C’est un peu l’histoire du rêve américain – c’est à dire que c’est rêvé par des américains (étazuniens, surtout) il y a à voir avec cet autre film  : en réalité, le scénario se compose de la même manière – le van est un des personnages mais loin d’être le principal – une camionnette qui transporte des personnes handicapées

d’un endroit à un autre d’une ville de province – on ne sait pas bien ce que ça peut être, la province des États-Unis mais c’est qu’il y a trop de capitales sans doute – je suppose – alors disons qu’on recommencerait comme « c’est l’histoire d’un type qui conduit une camionnette »

et ce serait suffisant (le type Vic, interprété par  Chris Galust).

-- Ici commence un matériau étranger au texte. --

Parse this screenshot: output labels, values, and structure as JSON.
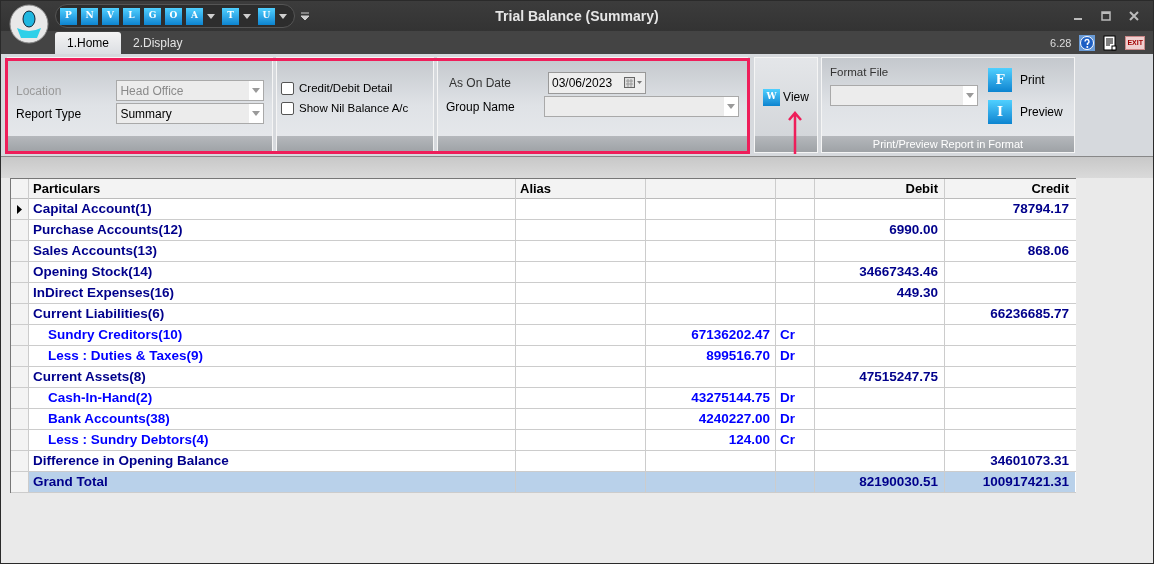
{
  "window": {
    "title": "Trial Balance (Summary)"
  },
  "quick_access": [
    {
      "letter": "P",
      "has_menu": false
    },
    {
      "letter": "N",
      "has_menu": false
    },
    {
      "letter": "V",
      "has_menu": false
    },
    {
      "letter": "L",
      "has_menu": false
    },
    {
      "letter": "G",
      "has_menu": false
    },
    {
      "letter": "O",
      "has_menu": false
    },
    {
      "letter": "A",
      "has_menu": true
    },
    {
      "letter": "T",
      "has_menu": true
    },
    {
      "letter": "U",
      "has_menu": true
    }
  ],
  "tabs": [
    {
      "label": "1.Home",
      "selected": true
    },
    {
      "label": "2.Display",
      "selected": false
    }
  ],
  "version": "6.28",
  "exit_label": "EXIT",
  "ribbon": {
    "location": {
      "label": "Location",
      "value": "Head Office",
      "disabled": true
    },
    "report_type": {
      "label": "Report Type",
      "value": "Summary",
      "disabled": false
    },
    "checkboxes": [
      {
        "label": "Credit/Debit Detail",
        "checked": false
      },
      {
        "label": "Show Nil Balance A/c",
        "checked": false
      }
    ],
    "as_on_date": {
      "label": "As On Date",
      "value": "03/06/2023"
    },
    "group_name": {
      "label": "Group Name"
    },
    "view": {
      "icon_letter": "W",
      "label": "View"
    },
    "format_file": {
      "label": "Format File"
    },
    "print": {
      "icon_letter": "F",
      "label": "Print"
    },
    "preview": {
      "icon_letter": "I",
      "label": "Preview"
    },
    "format_group_caption": "Print/Preview Report in Format"
  },
  "table": {
    "columns": {
      "particulars": "Particulars",
      "alias": "Alias",
      "debit": "Debit",
      "credit": "Credit"
    },
    "rows": [
      {
        "kind": "account",
        "current": true,
        "particulars": "Capital Account(1)",
        "credit": "78794.17"
      },
      {
        "kind": "account",
        "current": false,
        "particulars": "Purchase Accounts(12)",
        "debit": "6990.00"
      },
      {
        "kind": "account",
        "current": false,
        "particulars": "Sales Accounts(13)",
        "credit": "868.06"
      },
      {
        "kind": "account",
        "current": false,
        "particulars": "Opening Stock(14)",
        "debit": "34667343.46"
      },
      {
        "kind": "account",
        "current": false,
        "particulars": "InDirect Expenses(16)",
        "debit": "449.30"
      },
      {
        "kind": "account",
        "current": false,
        "particulars": "Current Liabilities(6)",
        "credit": "66236685.77",
        "children": [
          {
            "particulars": "Sundry Creditors(10)",
            "amount": "67136202.47",
            "dr_cr": "Cr"
          },
          {
            "particulars": "Less : Duties & Taxes(9)",
            "amount": "899516.70",
            "dr_cr": "Dr"
          }
        ]
      },
      {
        "kind": "account",
        "current": false,
        "particulars": "Current Assets(8)",
        "debit": "47515247.75",
        "children": [
          {
            "particulars": "Cash-In-Hand(2)",
            "amount": "43275144.75",
            "dr_cr": "Dr"
          },
          {
            "particulars": "Bank Accounts(38)",
            "amount": "4240227.00",
            "dr_cr": "Dr"
          },
          {
            "particulars": "Less : Sundry Debtors(4)",
            "amount": "124.00",
            "dr_cr": "Cr"
          }
        ]
      },
      {
        "kind": "account",
        "current": false,
        "particulars": "Difference in Opening Balance",
        "credit": "34601073.31"
      },
      {
        "kind": "total",
        "current": false,
        "particulars": "Grand Total",
        "debit": "82190030.51",
        "credit": "100917421.31"
      }
    ]
  }
}
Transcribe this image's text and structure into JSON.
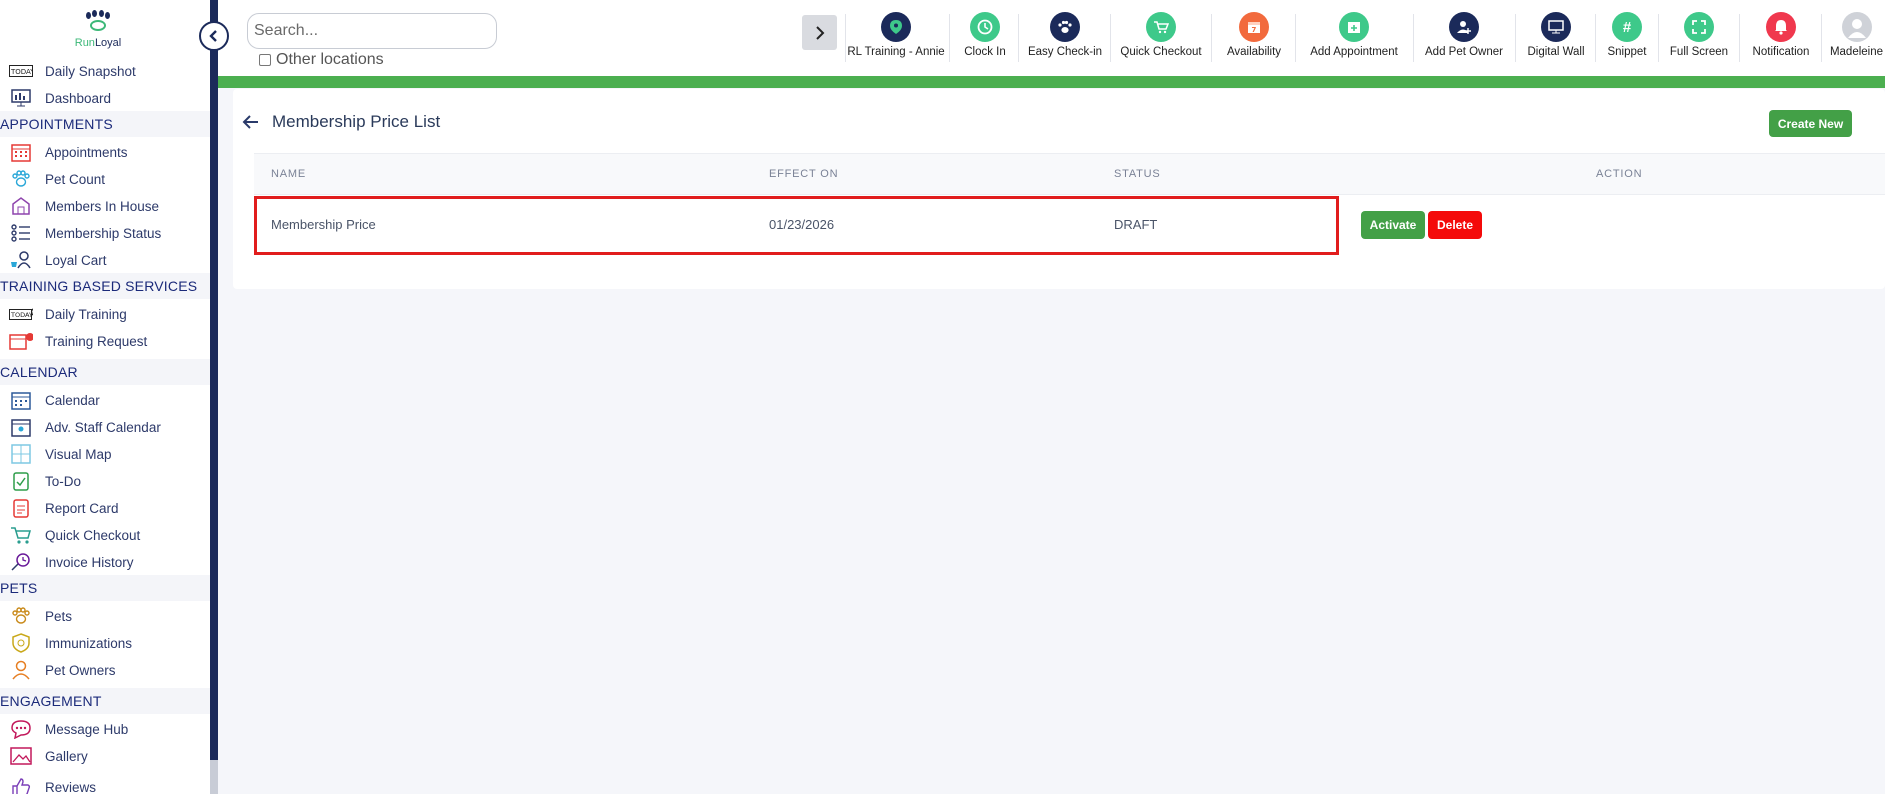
{
  "brand": {
    "name_part1": "Run",
    "name_part2": "Loyal"
  },
  "sidebar": {
    "items_top": [
      {
        "label": "Daily Snapshot",
        "icon": "today-icon"
      },
      {
        "label": "Dashboard",
        "icon": "dashboard-icon"
      }
    ],
    "sections": [
      {
        "title": "APPOINTMENTS",
        "items": [
          {
            "label": "Appointments",
            "icon": "calendar-grid-icon"
          },
          {
            "label": "Pet Count",
            "icon": "paw-icon"
          },
          {
            "label": "Members In House",
            "icon": "house-icon"
          },
          {
            "label": "Membership Status",
            "icon": "list-status-icon"
          },
          {
            "label": "Loyal Cart",
            "icon": "cart-person-icon"
          }
        ]
      },
      {
        "title": "TRAINING BASED SERVICES",
        "items": [
          {
            "label": "Daily Training",
            "icon": "today-training-icon"
          },
          {
            "label": "Training Request",
            "icon": "calendar-request-icon"
          }
        ]
      },
      {
        "title": "CALENDAR",
        "items": [
          {
            "label": "Calendar",
            "icon": "calendar-icon"
          },
          {
            "label": "Adv. Staff Calendar",
            "icon": "staff-calendar-icon"
          },
          {
            "label": "Visual Map",
            "icon": "map-grid-icon"
          },
          {
            "label": "To-Do",
            "icon": "todo-icon"
          },
          {
            "label": "Report Card",
            "icon": "report-card-icon"
          },
          {
            "label": "Quick Checkout",
            "icon": "checkout-cart-icon"
          },
          {
            "label": "Invoice History",
            "icon": "invoice-history-icon"
          }
        ]
      },
      {
        "title": "PETS",
        "items": [
          {
            "label": "Pets",
            "icon": "paw-icon"
          },
          {
            "label": "Immunizations",
            "icon": "shield-icon"
          },
          {
            "label": "Pet Owners",
            "icon": "person-icon"
          }
        ]
      },
      {
        "title": "ENGAGEMENT",
        "items": [
          {
            "label": "Message Hub",
            "icon": "chat-icon"
          },
          {
            "label": "Gallery",
            "icon": "gallery-icon"
          },
          {
            "label": "Reviews",
            "icon": "thumbs-up-icon"
          }
        ]
      }
    ]
  },
  "topbar": {
    "search_placeholder": "Search...",
    "other_locations_label": "Other locations",
    "tools": [
      {
        "label": "RL Training - Annie",
        "icon": "location-pin-icon",
        "color": "#1b2a5a"
      },
      {
        "label": "Clock In",
        "icon": "clock-icon",
        "color": "#3ec98a"
      },
      {
        "label": "Easy Check-in",
        "icon": "paw-icon",
        "color": "#1b2a5a"
      },
      {
        "label": "Quick Checkout",
        "icon": "cart-icon",
        "color": "#3ec98a"
      },
      {
        "label": "Availability",
        "icon": "calendar-icon",
        "color": "#f26a3d"
      },
      {
        "label": "Add Appointment",
        "icon": "calendar-add-icon",
        "color": "#3ec98a"
      },
      {
        "label": "Add Pet Owner",
        "icon": "add-person-icon",
        "color": "#1b2a5a"
      },
      {
        "label": "Digital Wall",
        "icon": "monitor-icon",
        "color": "#1b2a5a"
      },
      {
        "label": "Snippet",
        "icon": "hash-icon",
        "color": "#3ec98a"
      },
      {
        "label": "Full Screen",
        "icon": "expand-icon",
        "color": "#3ec98a"
      },
      {
        "label": "Notification",
        "icon": "bell-icon",
        "color": "#f0384e"
      },
      {
        "label": "Madeleine",
        "icon": "avatar-icon",
        "color": "#cfd2d8"
      }
    ]
  },
  "main": {
    "title": "Membership Price List",
    "create_new_label": "Create New",
    "columns": [
      "NAME",
      "EFFECT ON",
      "STATUS",
      "ACTION"
    ],
    "rows": [
      {
        "name": "Membership Price",
        "effect_on": "01/23/2026",
        "status": "DRAFT",
        "activate_label": "Activate",
        "delete_label": "Delete"
      }
    ]
  }
}
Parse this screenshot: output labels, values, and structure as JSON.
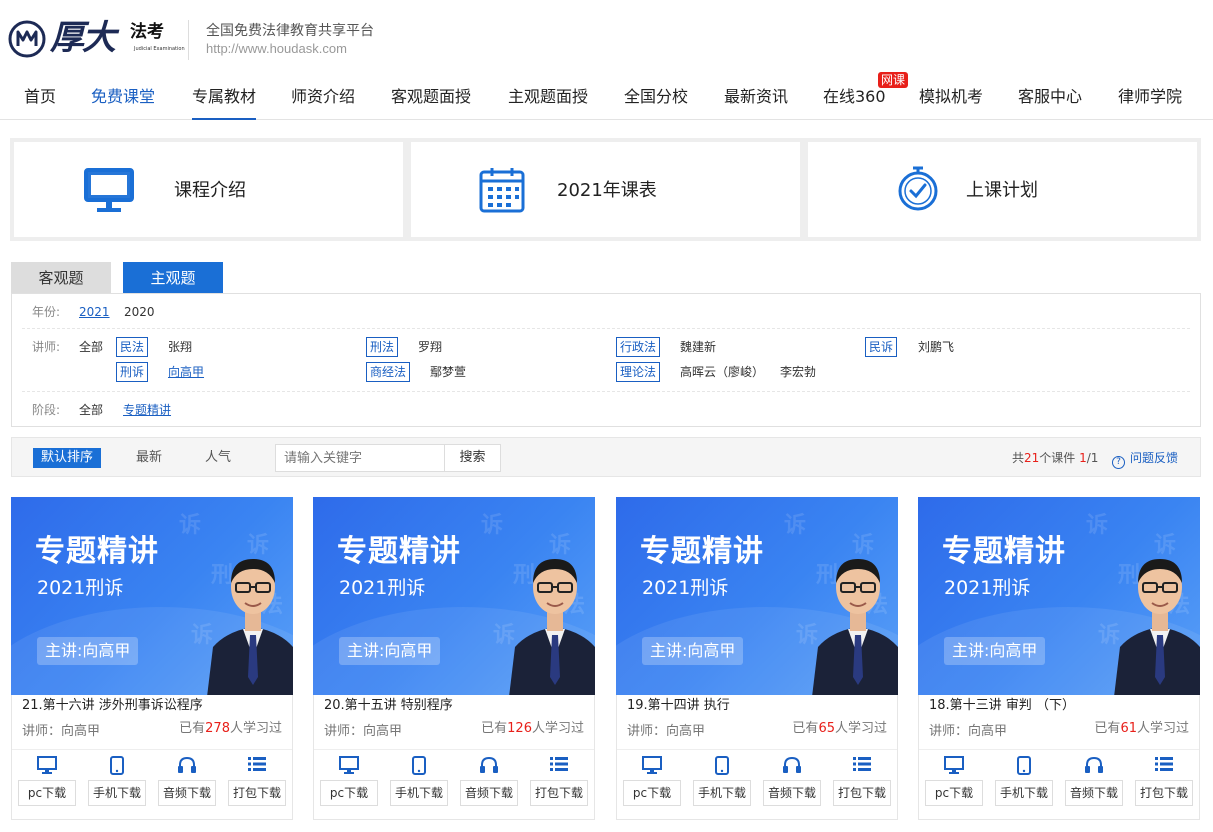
{
  "brand": {
    "logo_text": "厚大",
    "logo_sub": "法考",
    "logo_en": "Judicial Examination",
    "slogan": "全国免费法律教育共享平台",
    "url": "http://www.houdask.com"
  },
  "nav": {
    "items": [
      "首页",
      "免费课堂",
      "专属教材",
      "师资介绍",
      "客观题面授",
      "主观题面授",
      "全国分校",
      "最新资讯",
      "在线360",
      "模拟机考",
      "客服中心",
      "律师学院"
    ],
    "badge": "网课"
  },
  "quick_links": [
    "课程介绍",
    "2021年课表",
    "上课计划"
  ],
  "tabs": [
    "客观题",
    "主观题"
  ],
  "filter": {
    "year_label": "年份:",
    "years": [
      "2021",
      "2020"
    ],
    "teacher_label": "讲师:",
    "all": "全部",
    "subjects": [
      {
        "tag": "民法",
        "teachers": [
          "张翔"
        ]
      },
      {
        "tag": "刑法",
        "teachers": [
          "罗翔"
        ]
      },
      {
        "tag": "行政法",
        "teachers": [
          "魏建新"
        ]
      },
      {
        "tag": "民诉",
        "teachers": [
          "刘鹏飞"
        ]
      },
      {
        "tag": "刑诉",
        "teachers": [
          "向高甲"
        ]
      },
      {
        "tag": "商经法",
        "teachers": [
          "鄢梦萱"
        ]
      },
      {
        "tag": "理论法",
        "teachers": [
          "高晖云（廖峻）",
          "李宏勃"
        ]
      }
    ],
    "stage_label": "阶段:",
    "stages": [
      "全部",
      "专题精讲"
    ]
  },
  "toolbar": {
    "sort_default": "默认排序",
    "sort_new": "最新",
    "sort_popular": "人气",
    "search_placeholder": "请输入关键字",
    "search_button": "搜索",
    "count_prefix": "共",
    "count_total": "21",
    "count_mid": "个课件 ",
    "count_page": "1",
    "count_suffix": "/1",
    "feedback": "问题反馈"
  },
  "thumb": {
    "title": "专题精讲",
    "subtitle": "2021刑诉",
    "lecturer": "主讲:向高甲"
  },
  "courses": [
    {
      "title": "21.第十六讲 涉外刑事诉讼程序",
      "teacher": "讲师：向高甲",
      "count": "278"
    },
    {
      "title": "20.第十五讲 特别程序",
      "teacher": "讲师：向高甲",
      "count": "126"
    },
    {
      "title": "19.第十四讲 执行",
      "teacher": "讲师：向高甲",
      "count": "65"
    },
    {
      "title": "18.第十三讲 审判 （下）",
      "teacher": "讲师：向高甲",
      "count": "61"
    }
  ],
  "learned_prefix": "已有",
  "learned_suffix": "人学习过",
  "downloads": [
    "pc下载",
    "手机下载",
    "音频下载",
    "打包下载"
  ],
  "colors": {
    "accent": "#1a6fd6",
    "link": "#1a5fc2",
    "red": "#e8201a"
  }
}
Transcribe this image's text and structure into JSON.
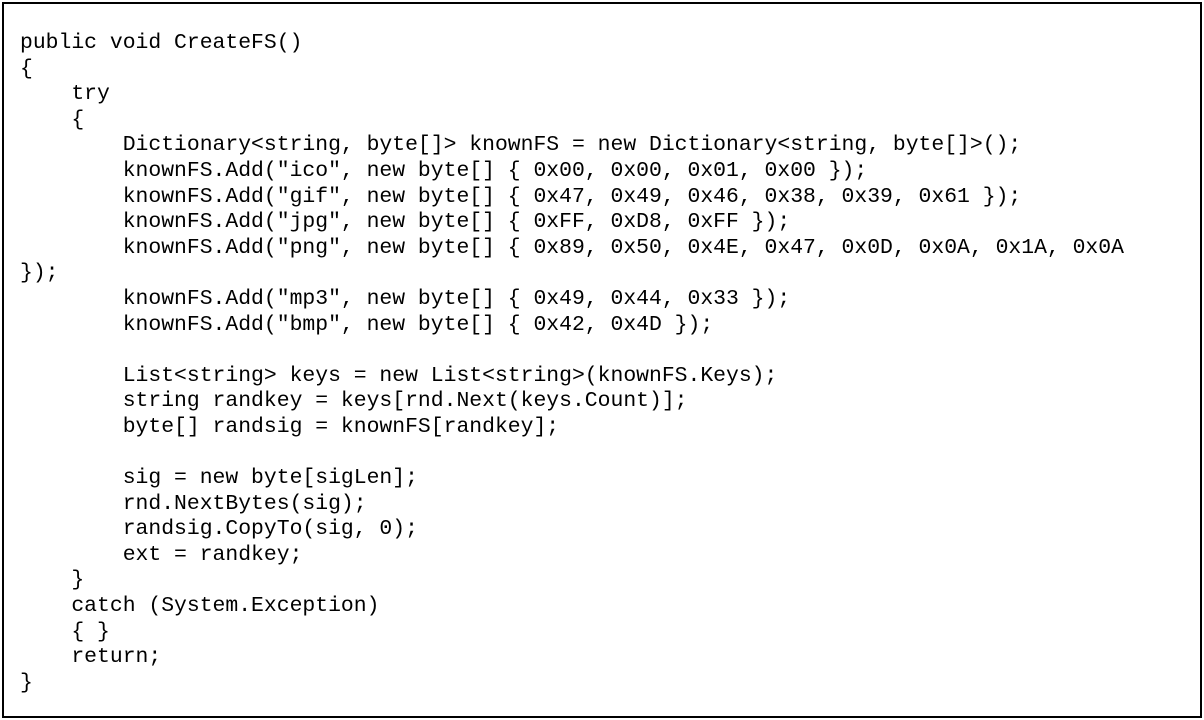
{
  "code": {
    "lines": [
      "public void CreateFS()",
      "{",
      "    try",
      "    {",
      "        Dictionary<string, byte[]> knownFS = new Dictionary<string, byte[]>();",
      "        knownFS.Add(\"ico\", new byte[] { 0x00, 0x00, 0x01, 0x00 });",
      "        knownFS.Add(\"gif\", new byte[] { 0x47, 0x49, 0x46, 0x38, 0x39, 0x61 });",
      "        knownFS.Add(\"jpg\", new byte[] { 0xFF, 0xD8, 0xFF });",
      "        knownFS.Add(\"png\", new byte[] { 0x89, 0x50, 0x4E, 0x47, 0x0D, 0x0A, 0x1A, 0x0A",
      "});",
      "        knownFS.Add(\"mp3\", new byte[] { 0x49, 0x44, 0x33 });",
      "        knownFS.Add(\"bmp\", new byte[] { 0x42, 0x4D });",
      "",
      "        List<string> keys = new List<string>(knownFS.Keys);",
      "        string randkey = keys[rnd.Next(keys.Count)];",
      "        byte[] randsig = knownFS[randkey];",
      "",
      "        sig = new byte[sigLen];",
      "        rnd.NextBytes(sig);",
      "        randsig.CopyTo(sig, 0);",
      "        ext = randkey;",
      "    }",
      "    catch (System.Exception)",
      "    { }",
      "    return;",
      "}"
    ]
  }
}
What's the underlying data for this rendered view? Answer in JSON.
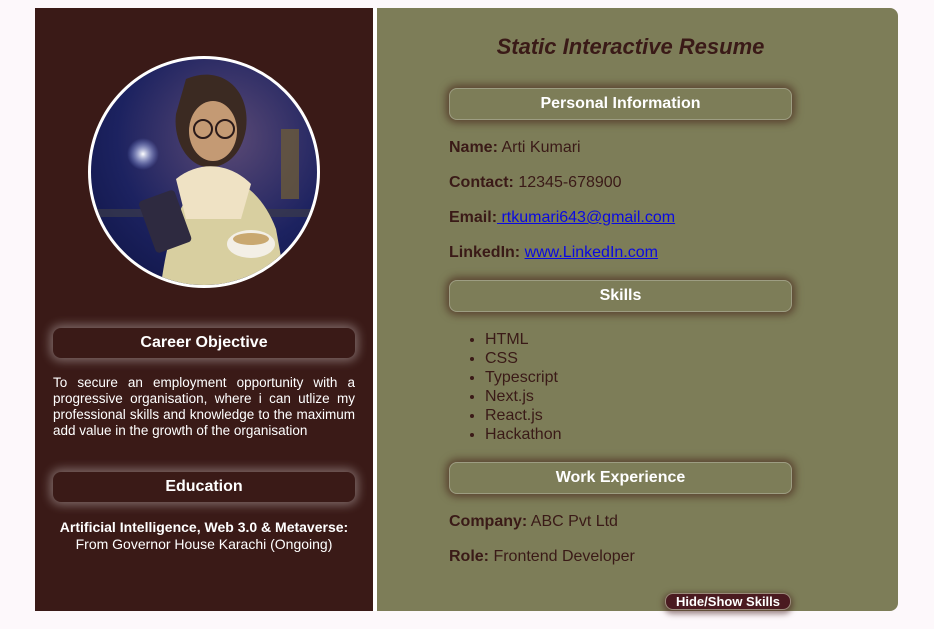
{
  "left": {
    "career_heading": "Career Objective",
    "objective_text": "To secure an employment opportunity with a progressive organisation, where i can utlize my professional skills and knowledge to the maxi­mum add value in the growth of the organisation",
    "education_heading": "Education",
    "education_title": "Artificial Intelligence, Web 3.0 & Metaverse:",
    "education_detail": "From Governor House Karachi (Ongoing)"
  },
  "main": {
    "title": "Static Interactive Resume",
    "personal_heading": "Personal Information",
    "name_label": "Name:",
    "name_value": "Arti Kumari",
    "contact_label": "Contact:",
    "contact_value": "12345-678900",
    "email_label": "Email:",
    "email_value": " rtkumari643@gmail.com",
    "linkedin_label": "LinkedIn:",
    "linkedin_value": "www.LinkedIn.com",
    "skills_heading": "Skills",
    "skills": [
      "HTML",
      "CSS",
      "Typescript",
      "Next.js",
      "React.js",
      "Hackathon"
    ],
    "work_heading": "Work Experience",
    "company_label": "Company:",
    "company_value": "ABC Pvt Ltd",
    "role_label": "Role:",
    "role_value": "Frontend Developer"
  },
  "toggle_button": "Hide/Show Skills",
  "colors": {
    "sidebar": "#3a1a17",
    "main": "#7d7d58",
    "link": "#0a0ae0",
    "button": "#4a1a20"
  }
}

On appartient à l’histoire, et on la suit.  Il y a son grand-père gentil mais un peu fou, il y a la soeur de Vic aussi

il y a leur mère musicienne, qui donne (ce sera le soir) un concert dans son appartement, il y a les gens de l’établissement où vit le grand-père (l’une d’entre celles et ceux-ci est décédée, Lilya, il faut aller à son enterrement)

il y a les gens qu’il faut convoyer – une jeune femme assez obèse qui va chanter dans un concours « ‘Rock around the clock », une autre jeune fille handicapée

noire

qui doit aller quelque part, qui est évidemment comme tout le monde, en retard et puis d’autres encore – je ne sais plus exactement – mais arrive le neveu de la Lilya

qui est morte, qu’on va enterrer qui vient assister à l’enterrement – et tout ce beau monde est embarqué à cent à l’heure…

C’est un  peu le rêve américain – on aime cette nation, on vient d’ailleurs pour la plupart de Russie (les gens qui vivent dans le même immeuble que le grand-père) et on dispose d’une âme slave (je me souviens de cette chanson, je me souviens de Jacques Higelin qui la chantait, je me souviens) et donc on chante – on s’est trompé de tombe

tant pis on change et on chante, on chante et c’est l’hiver, il a neigé, il fait un froid de gueux, elle est enterrée, Lilya.  Le rêve américain, c’est aussi pas mal les Noirs – la famille de cette jeune fille (Tracy  dans le film, interprétée par Lauren »Lolo »Spencer)

qui a apporté à son boyfriend (son ami de coeur) un carton qu’il ne prendra pas et un cadeau d’anniversaire – un sabre japonais dans son étui – qu’il ne prendra pas non plus, cette jeune fille dont le frère fait partie d’un groupe de rap – ils chanteront un morceau a capella – il y a des gens qui travaillent et qui chantent

la jeune fille participe à son concours, on chante – des gens rient, des gens dansent…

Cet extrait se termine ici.